During the last week of August, Oneida Company’s owner approaches the bank for an $99,500 loan to be made on September 2 and repaid on November 30 with annual interest of 16%, for an interest cost of $3,980. The owner plans to increase the store’s inventory by $60,000 during September and needs the loan to pay for inventory acquisitions. The bank’s loan officer needs more information about Oneida’s ability to repay the loan and asks the owner to forecast the store’s November 30 cash position. On September 1, Oneida is expected to have a $4,500 cash balance, $123,200 of accounts receivable, and $100,000 of accounts payable. Its budgeted sales, merchandise purchases, and various cash disbursements for the next three months follow. Budgeted Figures*SeptemberOctoberNovember
Sales$220,000 $425,000 $450,000
Merchandise purchases 225,000 225,000 199,000
Cash disbursements
Payroll 19,700 21,850 23,700
Rent 10,000 10,000 10,000
Other cash expenses 34,400 30,400 20,450
Repayment of bank loan 99,500
Interest on the bank loan 3,980
*Operations began in August; August sales were $160,000 and purchases were $105,000.

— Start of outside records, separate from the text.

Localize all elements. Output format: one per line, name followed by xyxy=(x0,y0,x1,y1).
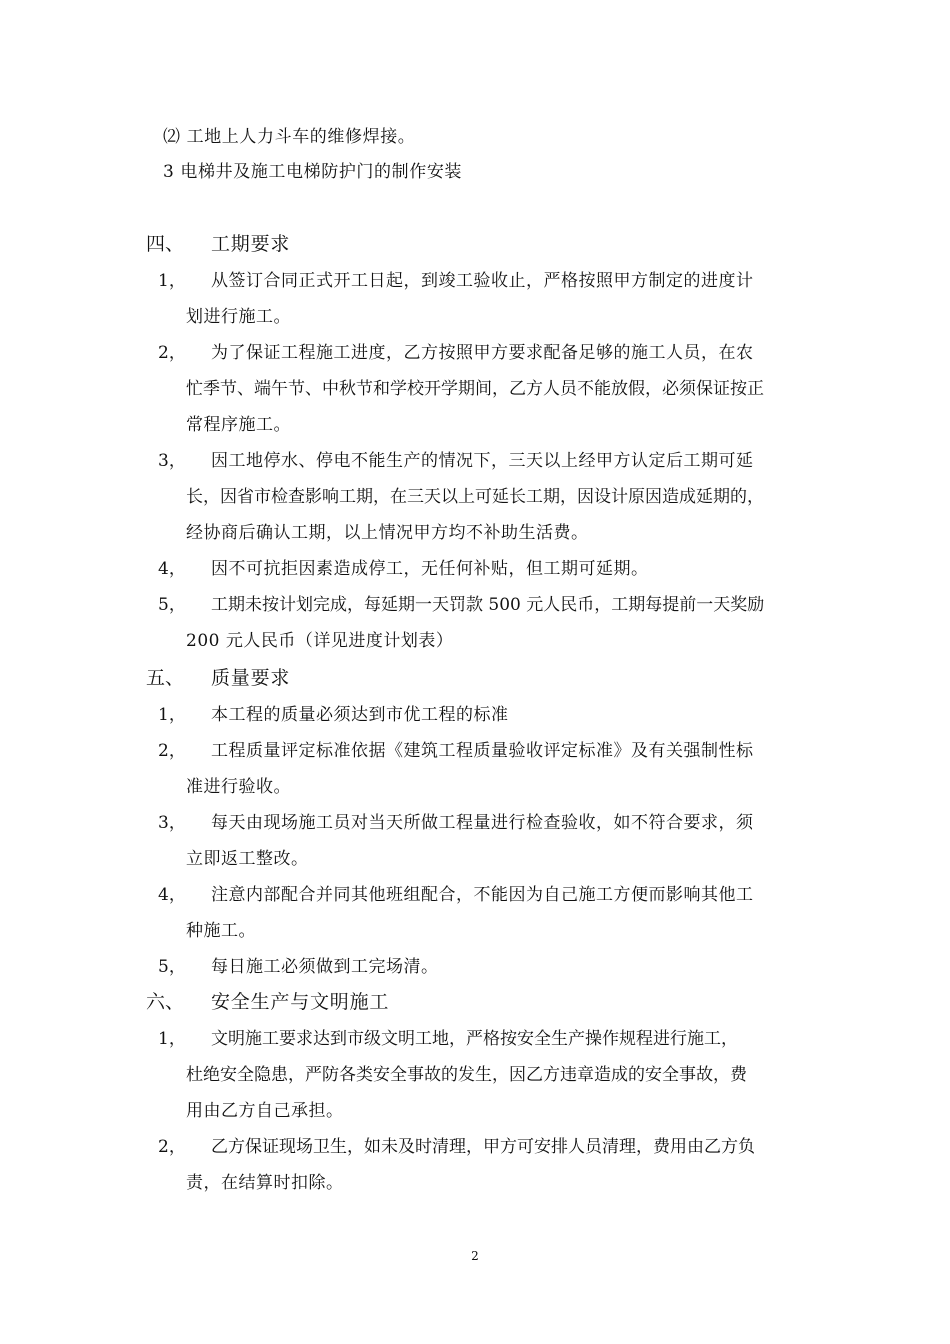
item-6-2-line-1: 乙方保证现场卫生，如未及时清理，甲方可安排人员清理，费用由乙方负 xyxy=(211,1137,755,1157)
item-6-1-line-1: 文明施工要求达到市级文明工地，严格按安全生产操作规程进行施工， xyxy=(211,1029,738,1049)
item-5-4-number: 4， xyxy=(158,885,186,905)
item-4-2-line-3: 常程序施工。 xyxy=(186,415,291,435)
section-5-title: 质量要求 xyxy=(211,667,291,689)
item-4-4-line-1: 因不可抗拒因素造成停工，无任何补贴，但工期可延期。 xyxy=(211,559,649,579)
item-5-4-line-2: 种施工。 xyxy=(186,921,256,941)
item-4-3-line-1: 因工地停水、停电不能生产的情况下，三天以上经甲方认定后工期可延 xyxy=(211,451,754,471)
item-5-2-line-1: 工程质量评定标准依据《建筑工程质量验收评定标准》及有关强制性标 xyxy=(211,741,754,761)
item-4-1-number: 1， xyxy=(158,271,186,291)
intro-line-1: ⑵ 工地上人力斗车的维修焊接。 xyxy=(163,127,416,147)
section-5-number: 五、 xyxy=(146,667,185,689)
item-4-2-line-2: 忙季节、端午节、中秋节和学校开学期间，乙方人员不能放假，必须保证按正 xyxy=(186,379,764,399)
item-6-1-line-2: 杜绝安全隐患，严防各类安全事故的发生，因乙方违章造成的安全事故，费 xyxy=(186,1065,747,1085)
item-4-4-number: 4， xyxy=(158,559,186,579)
item-5-3-line-2: 立即返工整改。 xyxy=(186,849,309,869)
section-6-number: 六、 xyxy=(146,991,185,1013)
item-5-2-line-2: 准进行验收。 xyxy=(186,777,291,797)
item-4-1-line-2: 划进行施工。 xyxy=(186,307,291,327)
section-4-title: 工期要求 xyxy=(211,233,291,255)
item-4-5-line-1: 工期未按计划完成，每延期一天罚款 500 元人民币，工期每提前一天奖励 xyxy=(211,595,765,615)
page-number: 2 xyxy=(471,1249,479,1263)
item-5-1-line-1: 本工程的质量必须达到市优工程的标准 xyxy=(211,705,509,725)
item-5-1-number: 1， xyxy=(158,705,186,725)
item-4-2-line-1: 为了保证工程施工进度，乙方按照甲方要求配备足够的施工人员，在农 xyxy=(211,343,754,363)
section-4-number: 四、 xyxy=(146,233,185,255)
item-4-2-number: 2， xyxy=(158,343,186,363)
item-4-5-line-2: 200 元人民币（详见进度计划表） xyxy=(186,631,454,651)
item-6-1-number: 1， xyxy=(158,1029,186,1049)
section-6-title: 安全生产与文明施工 xyxy=(211,991,390,1013)
item-4-3-line-3: 经协商后确认工期，以上情况甲方均不补助生活费。 xyxy=(186,523,589,543)
item-6-2-number: 2， xyxy=(158,1137,186,1157)
item-6-1-line-3: 用由乙方自己承担。 xyxy=(186,1101,344,1121)
item-4-5-number: 5， xyxy=(158,595,186,615)
item-6-2-line-2: 责，在结算时扣除。 xyxy=(186,1173,344,1193)
item-5-3-line-1: 每天由现场施工员对当天所做工程量进行检查验收，如不符合要求，须 xyxy=(211,813,754,833)
item-4-3-number: 3， xyxy=(158,451,186,471)
intro-line-2: 3 电梯井及施工电梯防护门的制作安装 xyxy=(163,162,463,182)
item-4-1-line-1: 从签订合同正式开工日起，到竣工验收止，严格按照甲方制定的进度计 xyxy=(211,271,754,291)
item-5-5-number: 5， xyxy=(158,957,186,977)
item-5-2-number: 2， xyxy=(158,741,186,761)
item-4-3-line-2: 长，因省市检查影响工期，在三天以上可延长工期，因设计原因造成延期的， xyxy=(186,487,764,507)
item-5-3-number: 3， xyxy=(158,813,186,833)
item-5-4-line-1: 注意内部配合并同其他班组配合，不能因为自己施工方便而影响其他工 xyxy=(211,885,754,905)
item-5-5-line-1: 每日施工必须做到工完场清。 xyxy=(211,957,439,977)
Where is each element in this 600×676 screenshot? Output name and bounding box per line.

The budgeted September merchandise purchases include the inventory increase. All sales are on account. The company predicts that 23% of credit sales is collected in the month of the sale, 47% in the month following the sale, 19% in the second month, 7% in the third, and the remainder is uncollectible. Applying these percents to the August credit sales, for example, shows that $89,300 of the $190,000 will be collected in September, $36,100 in October, and $13,300 in November. All merchandise is purchased on credit; 40% of the balance is paid in the month following a purchase, and the remaining 60% is paid in the second month. For example, of the $125,000 August purchases, $50,000 will be paid in September and $75,000 in October.
Required:
Prepare a cash budget for September, October, and November for Oneida Company. Show supporting calculations as needed.